Similarly, there are some lizards that are usually genetically sex determined (i.e., sex is based on chromosomes) but at certain temperatures, there is an epigenetic effect and the temperature overrides the genetics and determines the sex of the hatchlings. In bearded dragons, for example, at high temperatures, animals that are genetically male (based on chromosomes) develop as females and produce fertile offspring (Holleley et al. 2015). So, if you want to insist that chromosomes define sex, rather than determining it (under normal circumstances), then you must claim that these lizards who are running around laying fertile eggs are actually males. This is a notion that any biologist would scoff at because, again, that’s not how we define sex. If you are going to claim that males are laying eggs, then you have invented your own definition of “male” that biologists do not accept.
Finally, you may be wondering, given all this complexity with TSD and chromosomes, can you ever get intermediates? The answer is, yes! There are situations where individuals don’t develop entirely as male or entirely as female and instead end up developing partially as both (Ewert and Nelson 1991), which makes it pretty impossible to maintain a view that sex is binary. In other words, up until this point, you could have tried to make a post hoc change to the original argument and claim that, “there are only two sexes, and it is determined by physiology,” but that doesn’t work, because some individuals have aspects of both male and female physiology.
The point that I’m trying to get at here is that sex is complicated. It is clearly not as simple as a binary state determined strictly by chromosomes, because we know that you can have reproductive “females” who are genetically “males.” We know that there is more to sex than simply the chromosomes. and we know that environmental factors can override the genetics. Now, you may protest to this because I have been using examples from non-human animals, but that counterargument misses the point. The point is that traits are more complicated than a simplistic understanding of genetics would lead you to believe, and there is no reason to think that sex is only complicated in non-human animals. Indeed, as I’ll explain in the rest of the post, sex is extremely complicated in humans. To put that another way, using non-human animals is a good way to get people to lower their biases and look at the evidence, and as you’ll see, the bizarre situations in other animals are highly analogous to what happens in humans.
Sexes in humans
Let’s being by looking just at the sex chromosomes. In humans, you have probably heard that there are two possibilities for sex chromosomes: XX and XY, but that is not correct. In reality, there are many possible combinations, and it’s not that uncommon for someone to have an atypical number or arrangement of sex chromosomes. Indeed, one large study found that 1 out of every 426 people (2.34 out of 1,000) had one of these conditions (Nielsen and Wohlert 1991).

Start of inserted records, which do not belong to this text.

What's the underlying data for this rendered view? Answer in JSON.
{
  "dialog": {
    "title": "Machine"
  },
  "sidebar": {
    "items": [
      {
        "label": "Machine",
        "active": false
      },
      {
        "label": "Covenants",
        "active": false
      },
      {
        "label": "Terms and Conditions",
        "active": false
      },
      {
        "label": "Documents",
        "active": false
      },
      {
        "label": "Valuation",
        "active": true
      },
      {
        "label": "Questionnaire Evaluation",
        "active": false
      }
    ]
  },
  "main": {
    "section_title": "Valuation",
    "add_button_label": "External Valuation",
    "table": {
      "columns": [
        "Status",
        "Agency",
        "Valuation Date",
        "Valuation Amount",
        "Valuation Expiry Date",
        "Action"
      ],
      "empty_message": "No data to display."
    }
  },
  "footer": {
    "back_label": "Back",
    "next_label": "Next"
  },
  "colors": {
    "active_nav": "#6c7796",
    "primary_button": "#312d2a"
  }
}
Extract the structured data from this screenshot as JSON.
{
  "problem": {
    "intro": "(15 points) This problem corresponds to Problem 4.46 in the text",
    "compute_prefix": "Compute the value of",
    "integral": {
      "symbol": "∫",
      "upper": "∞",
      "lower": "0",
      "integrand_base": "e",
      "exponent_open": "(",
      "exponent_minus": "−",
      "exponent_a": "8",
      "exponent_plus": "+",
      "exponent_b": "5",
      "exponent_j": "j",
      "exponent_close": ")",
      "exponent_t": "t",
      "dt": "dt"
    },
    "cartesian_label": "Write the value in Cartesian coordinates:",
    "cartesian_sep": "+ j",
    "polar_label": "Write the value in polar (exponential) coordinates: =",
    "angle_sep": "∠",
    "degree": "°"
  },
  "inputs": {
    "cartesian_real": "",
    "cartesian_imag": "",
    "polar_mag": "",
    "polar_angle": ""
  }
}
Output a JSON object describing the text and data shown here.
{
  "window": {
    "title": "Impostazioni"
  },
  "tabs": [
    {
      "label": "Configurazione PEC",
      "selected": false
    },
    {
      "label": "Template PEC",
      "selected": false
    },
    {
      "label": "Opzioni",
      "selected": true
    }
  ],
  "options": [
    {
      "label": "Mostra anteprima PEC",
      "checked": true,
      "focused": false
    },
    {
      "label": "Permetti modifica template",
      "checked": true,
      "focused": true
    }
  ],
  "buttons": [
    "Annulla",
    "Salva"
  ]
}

For example, some people get extra X chromosomes. When this is associated with a Y chromosome, it is known as Klinefelter syndrome, and people with it can be XXY, XXXY, or even XXXXY. These unusual genotypes are associated with a combination of male and female phenotypes (with female traits being more prominent when more X chromosomes are present). People with this condition have male genitalia, but they are often have small testes and are sterile or have reduced sperm counts, they have less body hair and often no facial hair, they have lower testosterone levels, and in some cases they develop breasts (Visootsak and Graham 2006). So here, we have people who have two X chromosomes, but also a Y chromosome, breasts but also a penis, testes but low testosterone levels, etc. They simply don’t fit neatly into the discrete boxes of “male” and “female.”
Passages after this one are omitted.